Las circunstancias y el país han cambiado en treinta y seis años de monarquía y, por ende, de libertad, donde la figura de la Corona ha desempeñado y representa un papel capital. Su servicio y dedicación al país son incuestionables, verbigracia el trabajo realizado antes, en y después de la transición política, la consolidación del sistema democrático tras la prueba del intento golpista del 23 de febrero de 1981 y ni que decir tiene del protagonismo de Don Juan Carlos a finales de los años 60 del pasado siglo cuando asumió las obligaciones para la sucesión a la Corona, en el anterior régimen de Francisco Franco. Y está fuera de toda duda el papel de primer embajador de España en el mundo antes y ahora. Todo este bagaje u hoja de servicios a España no puede ser eclipsada o soslayada por un episodio o episodios de carácter personal o privado. Sin embargo, en este caso, se solapan las líneas divisorias entre lo público y lo privado, porque nos referimos al primer funcionario del Estado o del Reino, independientemente de sus prerrogativas y obligaciones constitucionales, sujeto al cuidado de las formas y a unos mínimos de transparencia institucional sin que peligre su seguridad.

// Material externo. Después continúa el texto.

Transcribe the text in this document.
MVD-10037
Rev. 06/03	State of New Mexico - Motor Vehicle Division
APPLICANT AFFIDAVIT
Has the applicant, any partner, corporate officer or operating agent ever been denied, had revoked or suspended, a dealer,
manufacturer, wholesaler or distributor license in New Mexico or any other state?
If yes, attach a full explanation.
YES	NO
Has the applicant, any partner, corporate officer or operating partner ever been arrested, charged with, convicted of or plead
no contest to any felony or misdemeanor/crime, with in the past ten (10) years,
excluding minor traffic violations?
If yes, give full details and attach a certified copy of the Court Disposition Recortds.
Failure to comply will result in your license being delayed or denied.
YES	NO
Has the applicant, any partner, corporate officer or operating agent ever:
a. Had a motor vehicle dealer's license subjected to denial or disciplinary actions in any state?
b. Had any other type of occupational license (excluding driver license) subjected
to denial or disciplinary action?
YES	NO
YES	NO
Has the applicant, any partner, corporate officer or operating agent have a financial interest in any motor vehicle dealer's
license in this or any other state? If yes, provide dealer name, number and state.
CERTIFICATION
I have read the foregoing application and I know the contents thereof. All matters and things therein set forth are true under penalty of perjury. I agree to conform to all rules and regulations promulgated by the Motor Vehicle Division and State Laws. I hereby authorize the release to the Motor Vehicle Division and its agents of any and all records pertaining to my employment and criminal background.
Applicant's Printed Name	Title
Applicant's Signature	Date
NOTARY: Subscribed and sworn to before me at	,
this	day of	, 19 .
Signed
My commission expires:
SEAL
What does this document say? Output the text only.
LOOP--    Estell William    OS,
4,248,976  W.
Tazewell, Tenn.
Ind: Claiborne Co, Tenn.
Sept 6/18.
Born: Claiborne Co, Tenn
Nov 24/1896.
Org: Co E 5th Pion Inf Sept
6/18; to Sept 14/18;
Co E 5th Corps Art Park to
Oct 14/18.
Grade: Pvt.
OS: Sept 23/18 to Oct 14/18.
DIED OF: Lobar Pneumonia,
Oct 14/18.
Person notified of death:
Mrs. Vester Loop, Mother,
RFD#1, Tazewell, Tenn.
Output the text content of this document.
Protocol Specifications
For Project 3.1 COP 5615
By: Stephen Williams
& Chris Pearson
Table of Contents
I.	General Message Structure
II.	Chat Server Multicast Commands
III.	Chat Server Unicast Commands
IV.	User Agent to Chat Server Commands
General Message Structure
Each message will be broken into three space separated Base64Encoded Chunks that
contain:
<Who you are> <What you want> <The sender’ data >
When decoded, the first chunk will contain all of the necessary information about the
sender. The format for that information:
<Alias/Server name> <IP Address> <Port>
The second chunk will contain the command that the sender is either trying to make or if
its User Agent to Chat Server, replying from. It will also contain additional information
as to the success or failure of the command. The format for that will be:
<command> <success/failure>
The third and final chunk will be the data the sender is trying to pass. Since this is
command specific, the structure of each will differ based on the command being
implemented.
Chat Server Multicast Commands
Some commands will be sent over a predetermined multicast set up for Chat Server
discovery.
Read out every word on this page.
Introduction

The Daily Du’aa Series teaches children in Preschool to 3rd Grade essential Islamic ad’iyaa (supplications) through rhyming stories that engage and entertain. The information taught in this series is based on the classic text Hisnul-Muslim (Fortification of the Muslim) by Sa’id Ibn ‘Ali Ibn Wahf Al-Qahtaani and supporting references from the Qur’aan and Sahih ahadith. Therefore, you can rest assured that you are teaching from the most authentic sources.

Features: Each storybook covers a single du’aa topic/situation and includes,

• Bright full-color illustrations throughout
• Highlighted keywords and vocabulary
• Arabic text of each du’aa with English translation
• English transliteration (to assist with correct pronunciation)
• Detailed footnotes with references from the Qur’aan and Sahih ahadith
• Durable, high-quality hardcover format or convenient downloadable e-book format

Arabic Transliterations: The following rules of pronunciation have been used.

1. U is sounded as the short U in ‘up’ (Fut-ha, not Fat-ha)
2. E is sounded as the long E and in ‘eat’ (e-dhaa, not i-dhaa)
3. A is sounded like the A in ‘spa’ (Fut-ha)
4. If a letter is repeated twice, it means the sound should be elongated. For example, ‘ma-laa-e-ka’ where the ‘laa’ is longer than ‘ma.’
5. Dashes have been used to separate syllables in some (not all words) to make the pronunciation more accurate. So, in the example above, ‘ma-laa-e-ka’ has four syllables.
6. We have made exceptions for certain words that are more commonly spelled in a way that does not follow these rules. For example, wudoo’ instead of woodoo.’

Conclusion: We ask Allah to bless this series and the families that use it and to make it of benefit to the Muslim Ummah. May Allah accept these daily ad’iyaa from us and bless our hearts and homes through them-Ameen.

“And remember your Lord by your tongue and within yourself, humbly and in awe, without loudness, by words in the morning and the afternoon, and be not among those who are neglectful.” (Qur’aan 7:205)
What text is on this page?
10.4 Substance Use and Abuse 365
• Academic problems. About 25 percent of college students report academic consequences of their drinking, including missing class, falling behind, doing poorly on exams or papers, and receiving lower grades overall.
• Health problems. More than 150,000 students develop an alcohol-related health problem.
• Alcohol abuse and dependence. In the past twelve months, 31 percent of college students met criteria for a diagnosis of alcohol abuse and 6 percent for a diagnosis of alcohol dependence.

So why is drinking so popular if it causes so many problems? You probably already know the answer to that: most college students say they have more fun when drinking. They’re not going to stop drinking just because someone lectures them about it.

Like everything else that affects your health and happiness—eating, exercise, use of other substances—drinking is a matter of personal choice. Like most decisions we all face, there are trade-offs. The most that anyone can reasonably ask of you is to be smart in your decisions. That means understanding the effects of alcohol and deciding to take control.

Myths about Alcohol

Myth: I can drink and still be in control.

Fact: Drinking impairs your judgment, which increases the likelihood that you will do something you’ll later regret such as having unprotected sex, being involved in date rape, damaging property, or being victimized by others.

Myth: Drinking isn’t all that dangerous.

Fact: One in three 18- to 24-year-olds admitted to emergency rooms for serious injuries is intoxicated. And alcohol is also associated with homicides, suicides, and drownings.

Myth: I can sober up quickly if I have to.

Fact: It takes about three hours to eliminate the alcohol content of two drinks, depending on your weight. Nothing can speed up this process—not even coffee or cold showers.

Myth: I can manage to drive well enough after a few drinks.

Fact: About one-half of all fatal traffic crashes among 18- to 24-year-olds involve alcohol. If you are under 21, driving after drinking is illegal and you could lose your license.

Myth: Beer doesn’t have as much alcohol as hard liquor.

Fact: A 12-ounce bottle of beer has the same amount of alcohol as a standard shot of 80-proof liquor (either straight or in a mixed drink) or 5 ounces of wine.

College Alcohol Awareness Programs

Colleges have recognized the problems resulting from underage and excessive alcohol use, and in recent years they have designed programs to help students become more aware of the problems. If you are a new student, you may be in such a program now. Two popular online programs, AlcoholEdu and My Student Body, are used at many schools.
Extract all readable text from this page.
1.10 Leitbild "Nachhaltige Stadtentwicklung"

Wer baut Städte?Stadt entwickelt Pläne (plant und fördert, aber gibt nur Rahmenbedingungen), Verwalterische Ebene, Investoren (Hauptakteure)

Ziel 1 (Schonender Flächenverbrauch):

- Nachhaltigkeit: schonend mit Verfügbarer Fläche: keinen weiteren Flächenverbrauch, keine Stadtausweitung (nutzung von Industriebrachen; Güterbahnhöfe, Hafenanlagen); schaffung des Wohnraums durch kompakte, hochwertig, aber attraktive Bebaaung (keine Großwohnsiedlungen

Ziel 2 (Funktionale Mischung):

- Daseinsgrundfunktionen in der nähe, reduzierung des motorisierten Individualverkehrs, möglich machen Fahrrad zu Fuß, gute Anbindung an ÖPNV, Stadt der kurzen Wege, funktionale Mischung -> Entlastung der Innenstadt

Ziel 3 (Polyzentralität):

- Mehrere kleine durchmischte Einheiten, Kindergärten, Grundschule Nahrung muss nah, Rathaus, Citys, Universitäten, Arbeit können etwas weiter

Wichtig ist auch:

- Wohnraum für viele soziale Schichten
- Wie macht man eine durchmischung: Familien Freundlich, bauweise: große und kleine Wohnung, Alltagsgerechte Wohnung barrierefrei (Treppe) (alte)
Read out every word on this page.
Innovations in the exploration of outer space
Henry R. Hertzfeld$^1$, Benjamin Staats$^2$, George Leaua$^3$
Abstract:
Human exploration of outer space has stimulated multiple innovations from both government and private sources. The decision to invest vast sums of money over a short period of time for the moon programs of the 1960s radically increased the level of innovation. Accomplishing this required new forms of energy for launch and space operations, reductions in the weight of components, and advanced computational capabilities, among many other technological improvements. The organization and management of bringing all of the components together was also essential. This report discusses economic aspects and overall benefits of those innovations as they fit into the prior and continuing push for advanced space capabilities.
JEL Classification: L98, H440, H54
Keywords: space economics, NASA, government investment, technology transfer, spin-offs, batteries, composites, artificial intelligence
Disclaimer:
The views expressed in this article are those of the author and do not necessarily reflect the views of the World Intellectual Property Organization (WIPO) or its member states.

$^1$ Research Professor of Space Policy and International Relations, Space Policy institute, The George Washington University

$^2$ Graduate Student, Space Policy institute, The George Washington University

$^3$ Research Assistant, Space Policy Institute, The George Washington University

Cabría preguntarse qué hubiera pasado de no haberse registrado el accidente del monarca durante su estancia en Botsuana. Hubiera pasado desapercibido el viaje privado del Rey. Resulta llamativo que se publiquen fotografías de una caza de elefantes tomadas en 2006. De ser así, ¿por qué trascienden ahora y no entonces? ¿A quién le puede interesar tanto revuelo o escarnio?

La supervivencia de la institución de la Corona representa una garantía incontestable del actual sistema democrático y de libertades públicas e individuales que asumió como suyos el pueblo español con la aprobación de la Constitución de 1978. Poner en tela de juicio o menoscabarla empleando como pretexto los citados acontecimientos recientes o pasados que afectan a la vida personal del monarca o de la propia Casa Real supone, cuando menos, un acto de irresponsabilidad e insensatez y, seguramente, la evidencia de un desconocimiento del título II de la Carta Magna de este país. No obstante, resulta saludable que la opinión pública disponga de instituciones transparentes y exija claridad en la gestión de todos y cada uno de los asuntos del Estado, no precisamente ahora, cuando se atraviesa un bache económico, sino siempre.

No perdamos de vista que la Constitución española señala en su artículo 56, apartado primero, que "el Rey es el Jefe del Estado, símbolo de su unidad y permanencia, arbitra y modera el funcionamiento regular de las instituciones, asume la más alta representación del Estado Español en las relaciones internacionales, especialmente con las naciones de su comunidad histórica y ejerce las funciones que le atribuyen expresamente la Constitución y las leyes".

Ahora, cuando la crisis económica aprieta, salen a relucir los gastos de personal en el sector público y, por ende, del coste que representa el sostenimiento de la Casa Real Española. El artículo 65.2 señala que "el Rey recibe de los Presupuestos del Estado una cantidad para el sostenimiento de su familia y Casa, y distribuye libremente la misma".

Pero si nos ponemos a comparar las asignaciones de la Presidencia de la República francesa y la Casa Real, la diferencia es considerable entre ambas. No digamos con respecto a la realeza británica, con un costo estimado en 54 millones de euros (36,7 millones de libras) de la Realeza británica, que, curiosamente, sigue estando por debajo del presupuesto del mantenimiento de la Presidencia de la República del país galo.

El mantenimiento de la primera institución republicana francesa asciende a 90 millones de euros frente a los 25 millones de la Casa Real Española desde el punto de vista global, aunque el costo oficial para este año es de ocho millones de euros, un 2% menos con respecto a 2011, que ya representaba un 5% en relación a 2010.

En estos momentos está en discusión si tal asignación con cargo a los presupuestos generales del Estado debiera estar o no sujeta a la Ley de Transparencia. Aunque, a decir verdad, esa dedicación en cuerpo y alma, y pese a los fallos propios de nuestra condición humana, que también atañen a la realeza, no se paga con dinero. Así pues, D-s salve al Rey. Lo expresa un republicano.